Berkali-kali aku menyaksikan bayi lahir dan orang mati. Di dunia, dan terutama
bagi manusia, tak pernah ada yang abadi. Dan aku, masih ada di masa penantian
itu, yang tak pernah tau kapan Dia akan kembali menjemputku. Menunggu
kepastian bahwa aku akan menjadi insan yang tak abadi.

Matahari sudah tak lagi tepat berada di sebelah timur. Telah bergerak pasti
menuju langit tepat di atas kepala manusia. Hari sudah mulai terik, namun aku
tetap saja belum berhasrat untuk cepat-cepat pulang, buru-buru merebahkan badan
dan melemaskan otot-otot. Aku ingin menjelajahi cakrawala lebih lama dari
biasanya. Mega-mega tak lagi menghalangi pandangan. Berkas-berkas sinar
matahari, leluasa menerobos, menyilaukan mata ketika terpantul danau di belakang
desa. Aku masih belum bisa merasakan kehangatan sinar, mungkin karena aku
terbang terlalu tinggi. Aku coba merendah, hati-hati merendah, tetap
memperhitungkan jarak agar manusia-manusia yang di bawah sana tak melihatku.

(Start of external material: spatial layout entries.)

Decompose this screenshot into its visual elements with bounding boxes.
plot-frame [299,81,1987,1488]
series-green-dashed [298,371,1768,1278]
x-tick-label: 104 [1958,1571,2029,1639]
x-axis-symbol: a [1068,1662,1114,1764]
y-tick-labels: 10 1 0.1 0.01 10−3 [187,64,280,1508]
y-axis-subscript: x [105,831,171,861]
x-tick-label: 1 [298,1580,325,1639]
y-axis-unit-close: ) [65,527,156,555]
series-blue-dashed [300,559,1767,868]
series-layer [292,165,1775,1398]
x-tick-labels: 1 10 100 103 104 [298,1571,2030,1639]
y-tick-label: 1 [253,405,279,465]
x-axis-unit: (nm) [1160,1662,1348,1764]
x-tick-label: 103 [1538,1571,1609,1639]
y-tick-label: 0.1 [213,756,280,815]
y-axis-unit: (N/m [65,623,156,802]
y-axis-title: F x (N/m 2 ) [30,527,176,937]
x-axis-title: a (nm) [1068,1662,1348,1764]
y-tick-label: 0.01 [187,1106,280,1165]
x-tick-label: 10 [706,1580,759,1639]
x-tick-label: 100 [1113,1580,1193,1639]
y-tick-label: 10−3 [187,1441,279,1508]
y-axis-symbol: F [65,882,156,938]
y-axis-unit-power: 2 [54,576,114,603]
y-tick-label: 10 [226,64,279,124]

Aku harus berhati-hati. Ketika matahari bersinar penuh dan tak ada pertanda
bahwa titik-titik hujan akan tercurah lagi setelah semalaman tumpah ruah
mengguyur tanah di bawah, besar kemungkinan manusia-manusia di bawah sana
akan mendongak kembali ke atas. Mencari-cari makhluk-makhluk yang layak
menjadi sasaran bidikan panah atau senapan angin mereka. Aku harus waspada
dengan segala kemungkinan ketika mereka melihat aku berkelabat. Mungkin
mereka akan menjadikan aku sasaran, mengejarku dalam intaian.

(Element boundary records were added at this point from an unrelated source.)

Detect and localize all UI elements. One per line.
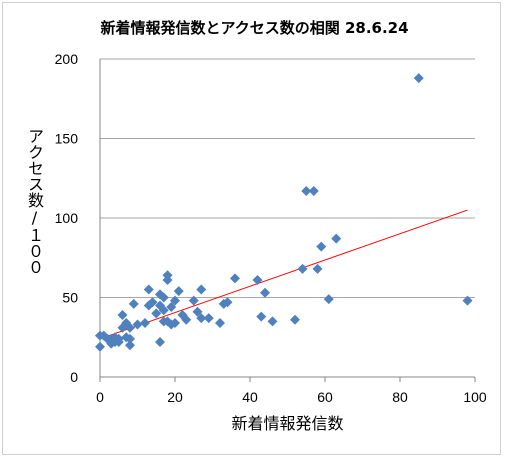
data-point bbox=[462, 295, 473, 306]
x-tick-label: 20 bbox=[167, 389, 183, 405]
data-point bbox=[158, 292, 169, 303]
data-point bbox=[215, 317, 225, 328]
data-point bbox=[196, 313, 207, 324]
data-point bbox=[290, 314, 300, 325]
data-point bbox=[252, 275, 263, 286]
data-point bbox=[192, 306, 203, 317]
data-point bbox=[158, 305, 169, 316]
x-axis-label: 新着情報発信数 bbox=[231, 414, 344, 433]
x-tick-label: 0 bbox=[96, 389, 104, 405]
data-point bbox=[128, 298, 139, 309]
data-point bbox=[143, 284, 154, 295]
data-point bbox=[166, 302, 177, 313]
data-point bbox=[316, 241, 327, 252]
y-tick-label: 200 bbox=[55, 51, 79, 67]
data-point bbox=[155, 337, 165, 348]
data-point bbox=[125, 340, 135, 351]
y-tick-label: 0 bbox=[70, 369, 78, 385]
data-point bbox=[181, 314, 192, 325]
x-tick-label: 80 bbox=[392, 389, 408, 405]
data-point bbox=[331, 233, 342, 244]
data-point bbox=[196, 284, 207, 295]
data-point bbox=[151, 308, 162, 319]
data-point bbox=[125, 333, 135, 344]
data-point bbox=[413, 73, 424, 84]
data-point bbox=[203, 313, 214, 324]
data-point bbox=[188, 295, 199, 306]
data-point bbox=[117, 309, 128, 320]
data-point bbox=[170, 295, 180, 306]
y-axis-label: アクセス数/１００ bbox=[25, 128, 44, 275]
data-point bbox=[222, 297, 233, 308]
data-point bbox=[267, 316, 278, 327]
y-tick-label: 50 bbox=[62, 290, 78, 306]
data-point bbox=[170, 317, 180, 328]
data-point bbox=[297, 263, 308, 274]
data-point bbox=[256, 311, 267, 322]
data-point bbox=[147, 297, 158, 308]
x-tick-label: 60 bbox=[317, 389, 333, 405]
x-tick-label: 40 bbox=[242, 389, 258, 405]
data-point bbox=[323, 294, 334, 305]
chart-title: 新着情報発信数とアクセス数の相関 28.6.24 bbox=[100, 19, 409, 37]
data-point bbox=[132, 319, 143, 330]
data-point bbox=[308, 185, 319, 196]
data-point bbox=[301, 185, 312, 196]
data-point bbox=[162, 270, 173, 281]
x-tick-label: 100 bbox=[463, 389, 487, 405]
y-tick-label: 100 bbox=[55, 210, 79, 226]
data-point bbox=[113, 333, 124, 344]
data-point bbox=[260, 287, 270, 298]
data-point bbox=[125, 322, 135, 333]
y-tick-label: 150 bbox=[55, 131, 79, 147]
trendline bbox=[99, 209, 468, 340]
data-point bbox=[173, 286, 184, 297]
data-point bbox=[95, 341, 105, 352]
data-point bbox=[140, 317, 150, 328]
data-point bbox=[312, 263, 323, 274]
data-point bbox=[230, 273, 240, 284]
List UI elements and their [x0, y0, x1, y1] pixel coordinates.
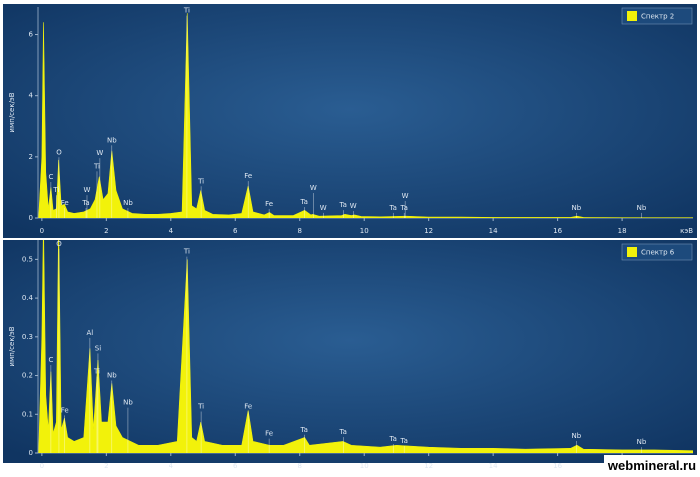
x-tick-label: 4 — [169, 462, 174, 470]
y-tick-label: 0.3 — [22, 333, 33, 341]
y-tick-label: 4 — [29, 92, 34, 100]
peak-label: Ta — [399, 437, 407, 445]
spectrum — [38, 13, 693, 218]
peak-label: Nb — [571, 204, 581, 212]
x-tick-label: 10 — [360, 462, 369, 470]
peak-label: W — [350, 202, 357, 210]
peak-label: Ti — [183, 7, 190, 15]
peak-label: Nb — [107, 136, 117, 144]
peak-label: Fe — [265, 430, 273, 438]
peak-label: Fe — [61, 406, 69, 414]
legend-box — [621, 243, 693, 261]
legend-swatch — [627, 11, 637, 21]
peak-label: Nb — [107, 372, 117, 380]
peak-label: Nb — [123, 199, 133, 207]
peak-label: Al — [87, 329, 94, 337]
peak-label: Ti — [183, 248, 190, 256]
peak-label: Fe — [244, 403, 252, 411]
y-tick-label: 0 — [29, 449, 33, 457]
peak-label: C — [48, 173, 53, 181]
x-tick-label: 8 — [298, 227, 302, 235]
peak-label: W — [84, 186, 91, 194]
legend-label: Спектр 2 — [641, 13, 674, 21]
y-tick-label: 0.1 — [22, 410, 33, 418]
peak-label: O — [56, 240, 62, 248]
y-tick-label: 6 — [29, 31, 34, 39]
x-tick-label: 2 — [104, 462, 108, 470]
x-tick-label: 8 — [298, 462, 302, 470]
legend-box — [621, 7, 693, 25]
y-axis-label: имп/сек/эВ — [8, 326, 16, 366]
x-axis-label: кэВ — [680, 227, 693, 235]
peak-label: Ta — [300, 198, 308, 206]
peak-label: Ti — [197, 403, 204, 411]
peak-label: Ta — [399, 204, 407, 212]
peak-label: Nb — [637, 438, 647, 446]
peak-label: Ti — [93, 368, 100, 376]
x-tick-label: 0 — [40, 227, 44, 235]
y-tick-label: 2 — [29, 153, 33, 161]
peak-label: Si — [95, 344, 101, 352]
y-axis-label: имп/сек/эВ — [8, 92, 16, 132]
spectrum — [38, 240, 693, 453]
peak-label: Ta — [389, 435, 397, 443]
peak-label: Ta — [339, 201, 347, 209]
peak-label: W — [320, 204, 327, 212]
x-tick-label: 4 — [169, 227, 174, 235]
x-tick-label: 12 — [424, 462, 433, 470]
legend-label: Спектр 6 — [641, 249, 675, 257]
peak-label: Ta — [389, 204, 397, 212]
peak-label: W — [310, 184, 317, 192]
peak-label: Nb — [123, 399, 133, 407]
y-tick-label: 0 — [29, 214, 33, 222]
x-tick-label: 0 — [40, 462, 44, 470]
x-tick-label: 2 — [104, 227, 108, 235]
x-tick-label: 14 — [489, 462, 498, 470]
peak-label: Ti — [197, 177, 204, 185]
legend-swatch — [627, 247, 637, 257]
peak-label: Nb — [571, 432, 581, 440]
y-tick-label: 0.2 — [22, 372, 33, 380]
peak-label: Nb — [637, 204, 647, 212]
peak-label: Fe — [244, 172, 252, 180]
x-tick-label: 6 — [233, 462, 238, 470]
y-tick-label: 0.5 — [22, 255, 33, 263]
x-tick-label: 16 — [553, 227, 562, 235]
x-tick-label: 6 — [233, 227, 238, 235]
x-tick-label: 10 — [360, 227, 369, 235]
peak-label: O — [56, 148, 62, 156]
peak-label: Ti — [52, 186, 59, 194]
peak-label: Fe — [265, 200, 273, 208]
peak-label: Ta — [339, 428, 347, 436]
peak-label: Fe — [61, 199, 69, 207]
watermark: webmineral.ru — [604, 455, 700, 477]
peak-label: Ta — [300, 426, 308, 434]
peak-label: Ti — [93, 162, 100, 170]
x-tick-label: 18 — [618, 227, 627, 235]
x-tick-label: 16 — [553, 462, 562, 470]
y-tick-label: 0.4 — [22, 294, 34, 302]
x-tick-label: 14 — [489, 227, 498, 235]
panel-bg — [3, 240, 697, 463]
peak-label: C — [48, 356, 53, 364]
peak-label: Ta — [81, 199, 89, 207]
peak-label: W — [96, 149, 103, 157]
peak-label: W — [402, 192, 409, 200]
x-tick-label: 12 — [424, 227, 433, 235]
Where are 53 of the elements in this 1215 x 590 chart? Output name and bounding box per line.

Aku tak pernah jenuh dengan tugas sepanjang hayat ini. Sebab aku mecintai
bayi-bayi. Tapi aku sering tak sehebat yang kubayangkan. Malam tadi, aku
mendengar jeritan makhluk kecil itu. Jeritannya memilukan. Dia seperti sangat
ketakutan. Aku segera menuju ke arahnya. Aku melihat sesosok itu. Musuhku dari
dulu. Dia yang mengicar semua yang kulindungi. Tinggi besar dan berwarna hijau
agak kehitaman. Aku berusaha untuk menariknya dari dekat sosok itu. Tapi tak
bisa. Dia kuat, sangat kuat. Dia mencengkeram bayi itu, hingga bayi itu menangis
menjerit ketakutan. Mendekapnya dengan sangat erat, hingga bayi meronta-ronta
sampai tak mengeluarkan suara. Entah kelalaian macam apa yang telah diperbuat
orang tuanya, hingga si hijau hitam ini mendekati buah hati mereka yang belum
genap berumur sepasaran.

Aku tak rela. Tak rela si jangkung hijau kehitaman itu merengkuh tubuh
makhluk kecil tak berdosa itu. Kupukul-pukul punggungnya. Kuremas-remas
lengannya. Kucakar-cakar tubuhnya, tapi dia masih saja kuat. Dengan sekuat
tenaga dia menendangku dengan kaki kanannya, hingga aku terjungkal. Aku
bangun hendak melawan lagi, taringnya menyeringai dan mengeluarkan bola api.
Untung saja aku dapat mengeluarkan angin dari mulutku ini, hingga bola api itu
keluar dari jendela dan meledak di udara jauh di sana.

Sesaat setelah tengah malam lewat, jauh menjelang subuh, aku telah tak
berdaya. Aku kalah lagi. Aku terpuruk, tak mampu menyelamatkan satu nyawa
pewaris kehidupan manusia. Memang, ini jarang terjadi, namun aku tetap saja
mengutuki diri.

Menjelang subuh, aku berlari. Menangis, tak ingin sendiri, meratapi nasih di
pondokan tua di tengah hutan belantara.

Aku memutuskan untuk melihat cakrawala. Siapa tahu, hari ini aku akan
menjumpai pelipur lara, mungkin tetesan embun pagi, mungkin juga pelangi. Dan
yang pasti, aku ingin memastikan jasad bayi mungil itu telah dikembalikan ke
asalnya, ke tanah merah di belakang desa. Yang tak lama akan semerbak mewangi,
entah karena bunga melati atau jasad sang bayi.